Conducted by assistant professor of psychology William J. Gehring and doctoral student Adrian R. Willoughby, the study confirms the unsettling existence of neurological activity that quickly, automatically, and unconsciously evaluates the significance of choices we have made, then guides our subsequent decisionmaking. This has implications for many quick decisions beyond those made in gambling casinos, including choices routinely made by pilots responding to cockpit indicators, traders checking stock prices, and physicians, police officers, or firefighters faced with life-threatening emergencies.
"The findings suggest that, in many situations, our brains rush to judgment," indicates Gehring. "They rapidly evaluate whether events are good or bad, and this judgment influences how we react." While economists have tended to assume that people make rational decisions, psychologists have long recognized that human decisionmaking is often irrational.
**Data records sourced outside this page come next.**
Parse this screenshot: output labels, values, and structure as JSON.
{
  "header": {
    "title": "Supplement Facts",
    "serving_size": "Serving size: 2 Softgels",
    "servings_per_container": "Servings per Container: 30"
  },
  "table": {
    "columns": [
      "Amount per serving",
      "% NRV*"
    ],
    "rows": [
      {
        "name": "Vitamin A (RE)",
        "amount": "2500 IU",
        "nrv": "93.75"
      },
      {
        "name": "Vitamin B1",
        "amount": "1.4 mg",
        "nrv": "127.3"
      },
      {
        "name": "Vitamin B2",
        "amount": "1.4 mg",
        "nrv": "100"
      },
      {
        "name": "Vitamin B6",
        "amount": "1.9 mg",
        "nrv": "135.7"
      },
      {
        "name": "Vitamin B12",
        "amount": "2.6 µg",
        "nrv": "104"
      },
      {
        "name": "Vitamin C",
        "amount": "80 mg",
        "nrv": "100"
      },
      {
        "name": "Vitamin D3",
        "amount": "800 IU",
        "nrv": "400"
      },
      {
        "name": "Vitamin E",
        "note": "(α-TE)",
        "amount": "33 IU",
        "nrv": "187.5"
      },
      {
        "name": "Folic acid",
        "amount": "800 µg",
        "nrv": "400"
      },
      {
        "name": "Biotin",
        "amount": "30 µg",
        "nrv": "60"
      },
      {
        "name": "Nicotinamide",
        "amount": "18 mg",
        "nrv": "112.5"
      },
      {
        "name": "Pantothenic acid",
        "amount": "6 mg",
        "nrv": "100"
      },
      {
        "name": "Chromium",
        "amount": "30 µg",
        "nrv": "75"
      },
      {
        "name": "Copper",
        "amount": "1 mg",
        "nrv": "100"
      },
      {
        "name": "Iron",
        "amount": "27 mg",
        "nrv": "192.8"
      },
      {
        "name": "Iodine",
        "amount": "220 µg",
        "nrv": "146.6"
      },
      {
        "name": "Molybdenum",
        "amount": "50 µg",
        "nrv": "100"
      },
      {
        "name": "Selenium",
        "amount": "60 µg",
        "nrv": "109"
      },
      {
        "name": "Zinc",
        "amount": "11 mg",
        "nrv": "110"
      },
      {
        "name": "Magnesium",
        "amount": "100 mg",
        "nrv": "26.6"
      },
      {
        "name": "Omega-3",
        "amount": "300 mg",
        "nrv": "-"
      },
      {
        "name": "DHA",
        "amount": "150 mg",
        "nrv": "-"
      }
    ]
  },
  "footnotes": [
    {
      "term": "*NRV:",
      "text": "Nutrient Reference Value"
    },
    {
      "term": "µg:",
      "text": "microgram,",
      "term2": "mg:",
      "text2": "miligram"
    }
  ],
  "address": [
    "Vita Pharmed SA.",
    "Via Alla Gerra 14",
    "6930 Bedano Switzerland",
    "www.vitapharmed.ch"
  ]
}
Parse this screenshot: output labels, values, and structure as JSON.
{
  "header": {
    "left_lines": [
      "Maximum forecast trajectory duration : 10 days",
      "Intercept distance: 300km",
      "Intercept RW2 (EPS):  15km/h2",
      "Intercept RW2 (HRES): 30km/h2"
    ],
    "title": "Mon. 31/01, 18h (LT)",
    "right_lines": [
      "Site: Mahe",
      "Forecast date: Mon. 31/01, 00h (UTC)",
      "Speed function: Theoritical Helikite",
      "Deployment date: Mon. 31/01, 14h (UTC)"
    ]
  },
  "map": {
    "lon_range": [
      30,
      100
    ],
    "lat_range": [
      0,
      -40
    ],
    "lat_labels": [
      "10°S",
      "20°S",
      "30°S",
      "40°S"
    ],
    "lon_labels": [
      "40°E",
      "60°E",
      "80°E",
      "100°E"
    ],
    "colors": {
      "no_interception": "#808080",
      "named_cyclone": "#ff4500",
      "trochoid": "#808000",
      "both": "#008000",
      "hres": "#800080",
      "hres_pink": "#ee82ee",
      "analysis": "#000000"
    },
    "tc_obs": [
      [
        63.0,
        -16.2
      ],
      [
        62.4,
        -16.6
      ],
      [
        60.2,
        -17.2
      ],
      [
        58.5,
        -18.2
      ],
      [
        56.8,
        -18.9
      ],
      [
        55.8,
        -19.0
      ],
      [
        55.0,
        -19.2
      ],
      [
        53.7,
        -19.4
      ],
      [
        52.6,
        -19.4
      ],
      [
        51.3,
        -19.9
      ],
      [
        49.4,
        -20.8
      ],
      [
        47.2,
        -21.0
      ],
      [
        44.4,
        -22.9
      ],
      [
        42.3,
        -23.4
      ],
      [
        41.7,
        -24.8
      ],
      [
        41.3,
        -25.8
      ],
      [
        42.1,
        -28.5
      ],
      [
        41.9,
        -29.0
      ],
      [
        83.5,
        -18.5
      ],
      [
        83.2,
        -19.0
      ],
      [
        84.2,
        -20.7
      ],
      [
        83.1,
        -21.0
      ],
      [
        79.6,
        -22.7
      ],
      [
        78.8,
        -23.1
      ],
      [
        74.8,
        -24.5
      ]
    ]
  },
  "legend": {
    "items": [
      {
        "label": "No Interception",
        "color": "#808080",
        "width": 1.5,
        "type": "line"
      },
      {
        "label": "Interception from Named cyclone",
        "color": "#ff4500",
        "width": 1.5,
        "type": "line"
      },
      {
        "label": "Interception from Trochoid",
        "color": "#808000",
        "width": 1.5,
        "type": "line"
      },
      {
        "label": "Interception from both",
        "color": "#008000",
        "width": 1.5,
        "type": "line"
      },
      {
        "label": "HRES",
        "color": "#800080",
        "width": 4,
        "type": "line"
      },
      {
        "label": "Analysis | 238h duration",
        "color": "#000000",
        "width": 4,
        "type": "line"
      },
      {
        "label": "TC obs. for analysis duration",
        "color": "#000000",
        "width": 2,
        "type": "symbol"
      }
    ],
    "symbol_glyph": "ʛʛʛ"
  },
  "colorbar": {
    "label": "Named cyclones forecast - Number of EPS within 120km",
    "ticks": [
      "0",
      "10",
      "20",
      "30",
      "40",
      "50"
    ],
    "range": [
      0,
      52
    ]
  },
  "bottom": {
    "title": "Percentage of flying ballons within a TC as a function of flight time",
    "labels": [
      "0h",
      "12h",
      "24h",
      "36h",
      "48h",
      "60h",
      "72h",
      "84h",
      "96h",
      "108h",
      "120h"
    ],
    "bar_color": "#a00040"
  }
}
Still, Gehring says, he was surprised by how quickly the brain reacted to gain or loss--within 265 milliseconds of seeing the outcome of a decision--and by how strong the gain or loss influenced the next choice people made a few seconds later.
Gehring and Willoughby used a measure of the brain's electrical activity known as event-related brain potentials (ERPs). Subjects, who wore electrode caps, were asked to pick one or two numbers (five or 25) during 24 blocks of 32 trials--making 768 gambling decisions in all. A second after they picked a number, the background changed to green for a win and red for a loss; then, a few seconds later, subjects were faced with another choice. After each pick, subjects won or lost five or 25 cents.
Analyzing the ERPs during this process, the researchers found a characteristic pattern of negative-polarity electrical activity that peaked about one-quarter of a second after participants learned whether they had won or lost. This ERP originated in the medial frontal cortex, either in or near the anterior cingulate cortex--a place deep in the brain behind the upper part of the forehead.
Previous work by Gehring and others has shown that similar ERPs are produced when subjects make errors. In the design of the current experiment, however, the researchers structured the gambling trials so that subjects could see what they would have gained or lost had they selected the other choice available to them. Making the other choice sometimes would have resulted in a loss greater than the loss subjects actually incurred, or a gain greater than the one they actually obtained. Yet, the researchers found that ERPs emanating from deep in the brain were triggered only by losses, not when subjects failed to choose the larger of two possible gains.